Theorem. If a and b are commutative, and b is social, then aOb is commutative. Proof: (aOb)Ox = aO(bOx) by sociality of b, = (bOx)Oa by commutativity of a, = (xOb)Oa by commutativity of b, = xO(bOa) by sociality of b, = xO(aOb) by commutativity of a or b.

Theorem. In an associative groupoid, if a and b commute then their repeats commute. Proof: By alternate applications of the associative law and the commutative property we have: (aOa)Ob = aO(aOb) = aO(bOa) = (aOb)Oa = (bOa)Oa = bO(aOa), so b commutes with aOa. By repetition of this procedure we prove the general result for longer repeats.

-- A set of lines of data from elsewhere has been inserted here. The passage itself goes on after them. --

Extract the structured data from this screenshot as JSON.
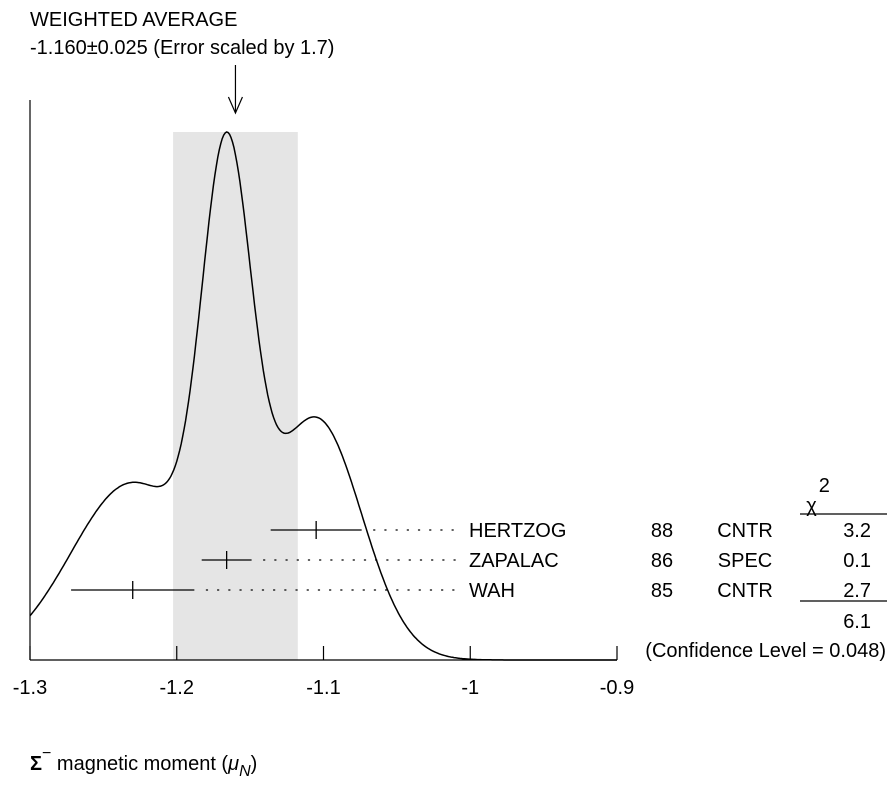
{
  "header": {
    "line1": "WEIGHTED AVERAGE",
    "line2": "-1.160±0.025 (Error scaled by 1.7)"
  },
  "chart_data": {
    "type": "ideogram",
    "xlabel": "Σ⁻ magnetic moment (μN)",
    "xlabel_main": "Σ",
    "xlabel_sup": "−",
    "xlabel_mid": " magnetic moment (",
    "xlabel_mu": "μ",
    "xlabel_sub": "N",
    "xlabel_end": ")",
    "xlim": [
      -1.3,
      -0.9
    ],
    "x_ticks": [
      -1.3,
      -1.2,
      -1.1,
      -1,
      -0.9
    ],
    "x_tick_labels": [
      "-1.3",
      "-1.2",
      "-1.1",
      "-1",
      "-0.9"
    ],
    "weighted_average": {
      "value": -1.16,
      "error": 0.025,
      "scale_factor": 1.7
    },
    "measurements": [
      {
        "name": "HERTZOG",
        "year": "88",
        "technique": "CNTR",
        "value": -1.105,
        "error": 0.031,
        "chi2": "3.2"
      },
      {
        "name": "ZAPALAC",
        "year": "86",
        "technique": "SPEC",
        "value": -1.166,
        "error": 0.017,
        "chi2": "0.1"
      },
      {
        "name": "WAH",
        "year": "85",
        "technique": "CNTR",
        "value": -1.23,
        "error": 0.042,
        "chi2": "2.7"
      }
    ],
    "chi2_header": "χ",
    "chi2_header_sup": "2",
    "chi2_total": "6.1",
    "confidence_level": "(Confidence Level = 0.048)"
  }
}
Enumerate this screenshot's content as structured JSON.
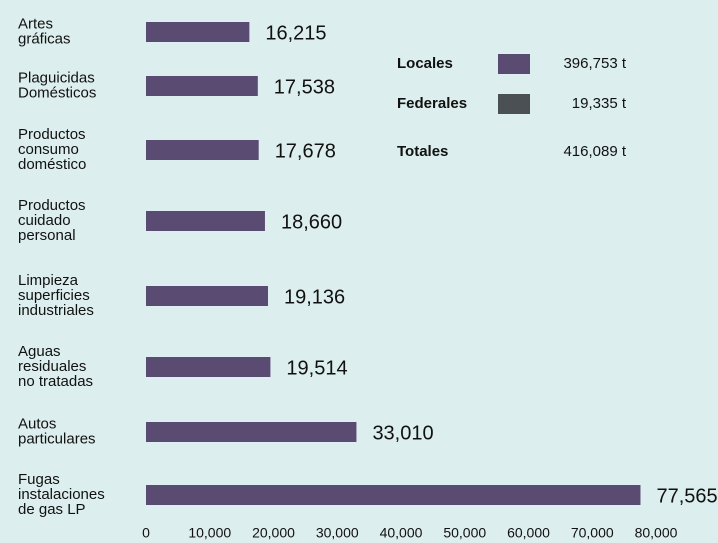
{
  "chart_data": {
    "type": "barh",
    "categories": [
      "Artes\ngráficas",
      "Plaguicidas\nDomésticos",
      "Productos\nconsumo\ndoméstico",
      "Productos\ncuidado\npersonal",
      "Limpieza\nsuperficies\nindustriales",
      "Aguas\nresiduales\nno tratadas",
      "Autos\nparticulares",
      "Fugas\ninstalaciones\nde gas LP"
    ],
    "values": [
      16215,
      17538,
      17678,
      18660,
      19136,
      19514,
      33010,
      77565
    ],
    "value_labels": [
      "16,215",
      "17,538",
      "17,678",
      "18,660",
      "19,136",
      "19,514",
      "33,010",
      "77,565"
    ],
    "color": "#5a4b73",
    "xlim": [
      0,
      80000
    ],
    "xticks": [
      0,
      {
        "value": 10000,
        "label": "10,000"
      },
      {
        "value": 20000,
        "label": "20,000"
      },
      {
        "value": 30000,
        "label": "30,000"
      },
      {
        "value": 40000,
        "label": "40,000"
      },
      {
        "value": 50000,
        "label": "50,000"
      },
      {
        "value": 60000,
        "label": "60,000"
      },
      {
        "value": 70000,
        "label": "70,000"
      },
      {
        "value": 80000,
        "label": "80,000"
      }
    ],
    "summary": [
      {
        "name": "Locales",
        "color": "#5a4b73",
        "value": 396753,
        "value_label": "396,753 t"
      },
      {
        "name": "Federales",
        "color": "#4b5055",
        "value": 19335,
        "value_label": "19,335 t"
      },
      {
        "name": "Totales",
        "value": 416089,
        "value_label": "416,089 t"
      }
    ]
  }
}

Theorem. In an associative groupoid the relation ‘x is a left factor of y’ is transitive. Proof: Write the relation x F y, meaning y = xOk for some k, then if also y F z this means z = yOh for some h. So z = (xOk)Oh = xO(kOh) by association, so x F z. This remains true if we postulate only reducibilty (?) instead of associativity.
Corollary: If in an associative groupoid x and y is each a left factor of the other, then by transitivity, each is a factor of itself, i.e. each possesses at least one right identifier of itself.

Associativity with Identity

Theorem. In an associative groupoid with primitive (?) identity and no partial identifiers the relation ‘x is a left factor of y’ is an order relation. Proof: Transitivity follows from associativity as shown above. Antisymmetry follows since if x F y and y F x then y = xOh and x = yOk for some h and k; hence x = (xOh)Ok = xO(hOk) so hOk = e (since e is the only identifier); but e is primitive, so either h = e or k = e or both. In any case x = y. Reflexivity follows from the existence of the identity: x = xOe for all x.

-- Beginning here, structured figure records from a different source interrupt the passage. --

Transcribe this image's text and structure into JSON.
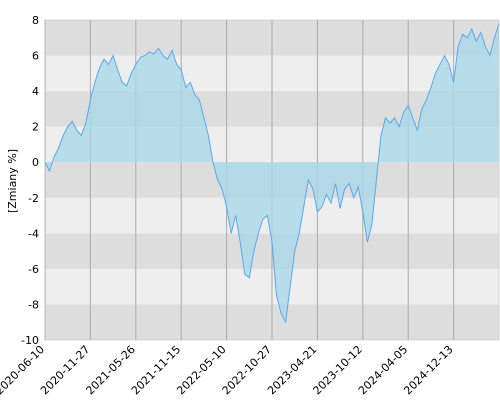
{
  "chart_data": {
    "type": "area",
    "y_label": "[Zmiany %]",
    "categories": [
      "2020-06-10",
      null,
      null,
      null,
      null,
      null,
      null,
      null,
      null,
      null,
      "2020-11-27",
      null,
      null,
      null,
      null,
      null,
      null,
      null,
      null,
      null,
      "2021-05-26",
      null,
      null,
      null,
      null,
      null,
      null,
      null,
      null,
      null,
      "2021-11-15",
      null,
      null,
      null,
      null,
      null,
      null,
      null,
      null,
      null,
      "2022-05-10",
      null,
      null,
      null,
      null,
      null,
      null,
      null,
      null,
      null,
      "2022-10-27",
      null,
      null,
      null,
      null,
      null,
      null,
      null,
      null,
      null,
      "2023-04-21",
      null,
      null,
      null,
      null,
      null,
      null,
      null,
      null,
      null,
      "2023-10-12",
      null,
      null,
      null,
      null,
      null,
      null,
      null,
      null,
      null,
      "2024-04-05",
      null,
      null,
      null,
      null,
      null,
      null,
      null,
      null,
      null,
      "2024-12-13",
      null,
      null,
      null,
      null,
      null,
      null,
      null,
      null,
      null,
      null
    ],
    "series": [
      {
        "color": "#5aa8ec",
        "fill": "#a9d8ea",
        "values": [
          0,
          -0.5,
          0.3,
          0.8,
          1.5,
          2.0,
          2.3,
          1.8,
          1.5,
          2.2,
          3.5,
          4.5,
          5.3,
          5.8,
          5.5,
          6.0,
          5.2,
          4.5,
          4.3,
          5.0,
          5.5,
          5.9,
          6.0,
          6.2,
          6.1,
          6.4,
          6.0,
          5.8,
          6.3,
          5.5,
          5.2,
          4.2,
          4.5,
          3.8,
          3.5,
          2.5,
          1.5,
          0,
          -1.0,
          -1.5,
          -2.5,
          -4.0,
          -3.0,
          -4.5,
          -6.3,
          -6.5,
          -5.0,
          -4.0,
          -3.2,
          -3.0,
          -4.5,
          -7.5,
          -8.5,
          -9.0,
          -7.0,
          -5.0,
          -4.0,
          -2.5,
          -1.0,
          -1.5,
          -2.8,
          -2.5,
          -1.8,
          -2.3,
          -1.2,
          -2.6,
          -1.5,
          -1.2,
          -2.0,
          -1.4,
          -2.8,
          -4.5,
          -3.5,
          -1.0,
          1.5,
          2.5,
          2.2,
          2.5,
          2.0,
          2.8,
          3.2,
          2.5,
          1.8,
          3.0,
          3.5,
          4.2,
          5.0,
          5.5,
          6.0,
          5.5,
          4.5,
          6.5,
          7.2,
          7.0,
          7.5,
          6.8,
          7.3,
          6.5,
          6.0,
          7.0,
          7.8
        ]
      }
    ],
    "ylim": [
      -10,
      8
    ],
    "yticks": [
      -10,
      -8,
      -6,
      -4,
      -2,
      0,
      2,
      4,
      6,
      8
    ],
    "grid": true,
    "band_colors": [
      "#dddddd",
      "#eeeeee"
    ],
    "grid_color": "#aaaaaa"
  }
}
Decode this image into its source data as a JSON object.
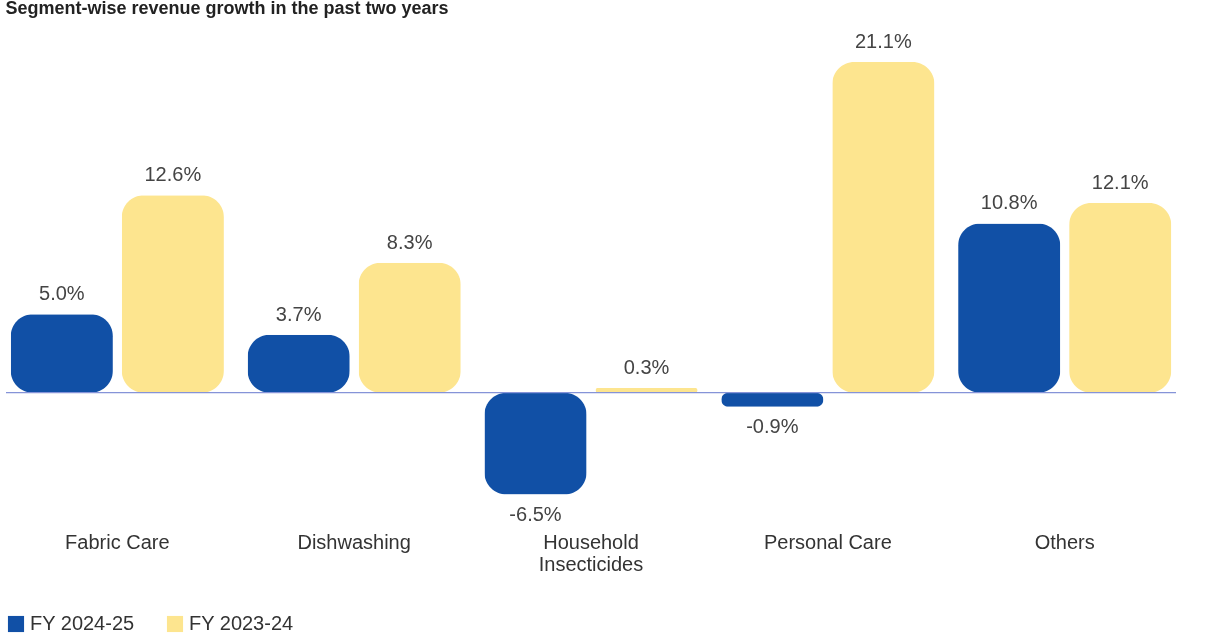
{
  "chart_data": {
    "type": "bar",
    "title": "Segment-wise revenue growth in the past two years",
    "categories": [
      "Fabric Care",
      "Dishwashing",
      "Household Insecticides",
      "Personal Care",
      "Others"
    ],
    "series": [
      {
        "name": "FY 2024-25",
        "color": "#1150a6",
        "values": [
          5.0,
          3.7,
          -6.5,
          -0.9,
          10.8
        ],
        "value_labels": [
          "5.0%",
          "3.7%",
          "-6.5%",
          "-0.9%",
          "10.8%"
        ]
      },
      {
        "name": "FY 2023-24",
        "color": "#fde58f",
        "values": [
          12.6,
          8.3,
          0.3,
          21.1,
          12.1
        ],
        "value_labels": [
          "12.6%",
          "8.3%",
          "0.3%",
          "21.1%",
          "12.1%"
        ]
      }
    ],
    "tick_labels": "x",
    "grid": false,
    "legend": "bottom left",
    "ref_lines": [
      {
        "axis": "y",
        "value": 0,
        "color": "#8593d8"
      }
    ]
  }
}
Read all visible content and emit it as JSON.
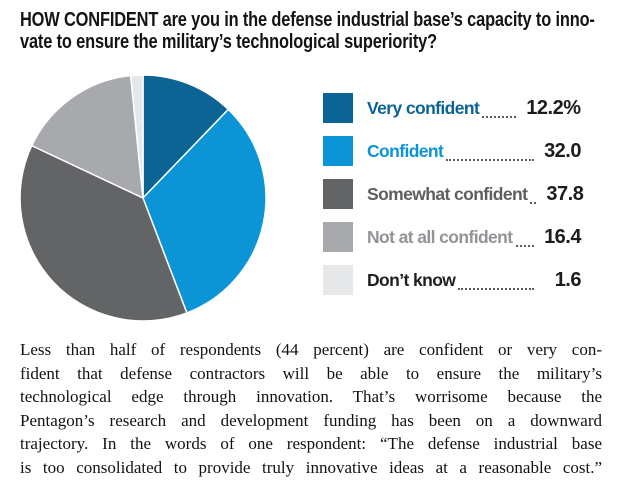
{
  "title": {
    "lines": [
      "HOW CONFIDENT are you in the defense industrial base’s capacity to inno-",
      "vate to ensure the military’s technological superiority?"
    ],
    "full_text": "HOW CONFIDENT are you in the defense industrial base’s capacity to innovate to ensure the military’s technological superiority?"
  },
  "chart_data": {
    "type": "pie",
    "title": "HOW CONFIDENT are you in the defense industrial base’s capacity to innovate to ensure the military’s technological superiority?",
    "categories": [
      "Very confident",
      "Confident",
      "Somewhat confident",
      "Not at all confident",
      "Don’t know"
    ],
    "values": [
      12.2,
      32.0,
      37.8,
      16.4,
      1.6
    ],
    "unit": "percent",
    "value_labels": [
      "12.2",
      "32.0",
      "37.8",
      "16.4",
      "1.6"
    ],
    "value_suffixes": [
      "%",
      "",
      "",
      "",
      ""
    ],
    "slice_colors": [
      "#0b6493",
      "#0c95d6",
      "#636466",
      "#a7a9ac",
      "#e6e7e8"
    ],
    "label_colors": [
      "#0b6493",
      "#0c95d6",
      "#5d5e60",
      "#919396",
      "#231f20"
    ],
    "start_angle_deg": 0,
    "direction": "clockwise",
    "legend_position": "right",
    "slice_stroke_color": "#ffffff",
    "leader_dot_color": "#5a5b5d"
  },
  "paragraph": {
    "lines": [
      "Less than half of respondents (44 percent) are confident or very con-",
      "fident that defense contractors will be able to ensure the military’s",
      "technological edge through innovation. That’s worrisome because the",
      "Pentagon’s research and development funding has been on a downward",
      "trajectory. In the words of one respondent: “The defense industrial base",
      "is too consolidated to provide truly innovative ideas at a reasonable cost.”"
    ]
  }
}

Theorem. In an associative groupoid, if every element x has a unique right identifier x* then x* is idempotent and is the right identifier also of all elements of the forms bOx or bOx*. Proof: (1) x = xOx* = xO(x*Ox**) = (xOx*)Ox** = xOx** hence x** = x* and x*Ox* = x*. (2) bOx = bO(xOx*) = (bOx)Ox*. (3) bOx* = bO(x*Ox*) = (bOx*)Ox*.

Associo-Commutativity

If all elements are associative and commutative then the O-combination of any set of elements A is uniquely defined, and we can introduce notations such as OA = O{a,b,c,...} for this value.

Theorem. An inner commutative groupoid with identity is associative and commutative. Proof: (a) In the inner commutative law replace the two outer elements by the identity, this gives the commutative law. (b) In the inner commutative law replace one of the central elements by the identity, this gives the associative law.

Distributivity

An operator P is said to be linear with respect to an operationOif P(aOb) = (Pa)O(Pb) for all a and b.

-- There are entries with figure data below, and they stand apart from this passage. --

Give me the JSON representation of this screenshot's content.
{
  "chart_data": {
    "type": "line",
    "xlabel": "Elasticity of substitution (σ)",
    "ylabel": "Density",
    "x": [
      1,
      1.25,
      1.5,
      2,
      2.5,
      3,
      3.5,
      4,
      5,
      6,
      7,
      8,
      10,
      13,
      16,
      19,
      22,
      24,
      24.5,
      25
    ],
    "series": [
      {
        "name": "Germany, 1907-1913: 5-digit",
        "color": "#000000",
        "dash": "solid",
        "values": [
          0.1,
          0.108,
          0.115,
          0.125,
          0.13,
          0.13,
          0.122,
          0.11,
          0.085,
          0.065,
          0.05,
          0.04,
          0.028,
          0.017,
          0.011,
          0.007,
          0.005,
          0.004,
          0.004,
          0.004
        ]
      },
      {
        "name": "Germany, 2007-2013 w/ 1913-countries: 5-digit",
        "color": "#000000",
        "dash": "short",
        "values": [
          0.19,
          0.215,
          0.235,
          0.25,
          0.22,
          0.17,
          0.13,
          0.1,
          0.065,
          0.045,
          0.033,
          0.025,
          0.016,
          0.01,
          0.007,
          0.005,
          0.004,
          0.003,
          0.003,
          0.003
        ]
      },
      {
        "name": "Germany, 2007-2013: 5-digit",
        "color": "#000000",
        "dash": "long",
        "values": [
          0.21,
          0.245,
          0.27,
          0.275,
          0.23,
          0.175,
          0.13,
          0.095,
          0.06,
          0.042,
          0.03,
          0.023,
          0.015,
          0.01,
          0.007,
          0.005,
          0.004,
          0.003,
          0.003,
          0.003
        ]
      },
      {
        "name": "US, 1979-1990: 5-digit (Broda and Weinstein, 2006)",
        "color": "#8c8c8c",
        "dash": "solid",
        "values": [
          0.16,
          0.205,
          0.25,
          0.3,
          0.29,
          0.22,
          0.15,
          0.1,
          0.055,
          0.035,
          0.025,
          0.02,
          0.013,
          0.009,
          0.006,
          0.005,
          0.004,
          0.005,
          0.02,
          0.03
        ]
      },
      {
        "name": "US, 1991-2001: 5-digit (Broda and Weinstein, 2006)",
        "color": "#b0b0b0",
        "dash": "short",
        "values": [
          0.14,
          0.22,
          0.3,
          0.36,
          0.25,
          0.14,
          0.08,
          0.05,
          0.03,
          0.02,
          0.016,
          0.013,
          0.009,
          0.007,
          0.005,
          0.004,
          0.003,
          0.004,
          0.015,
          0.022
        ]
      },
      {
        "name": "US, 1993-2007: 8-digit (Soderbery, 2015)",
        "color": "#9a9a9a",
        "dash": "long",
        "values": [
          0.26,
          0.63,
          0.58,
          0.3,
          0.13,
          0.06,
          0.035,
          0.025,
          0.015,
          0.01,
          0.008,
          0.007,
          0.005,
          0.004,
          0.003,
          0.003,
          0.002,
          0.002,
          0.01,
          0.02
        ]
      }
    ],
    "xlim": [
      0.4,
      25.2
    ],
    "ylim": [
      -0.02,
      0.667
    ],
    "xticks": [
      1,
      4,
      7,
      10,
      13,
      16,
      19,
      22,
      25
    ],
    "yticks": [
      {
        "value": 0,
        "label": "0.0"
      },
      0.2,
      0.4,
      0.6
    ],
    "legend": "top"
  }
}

An operation X is said to be distributive with respect to an operationO if p X (aOb) = (p X a)O(p X b), in other words the operator pX is linear for each p.

If distributivity applies on left and right we get (aOb) X (cOd) = [(aOb) X c]O[(aOb) X d] = [(a X c)O(b X c)]O[(a X d)O(b X d)] and (aOb) X (cOd) = [a X (cOd)]O[b X (cOd)] = [(a X c)O(a X d)]O[(b X c)O(b X d)]. hence [(a X c)O(b X c)]O[(a X d)O(b X d)] = [(a X c)O(a X d)]O[(b X c)O(b X d)].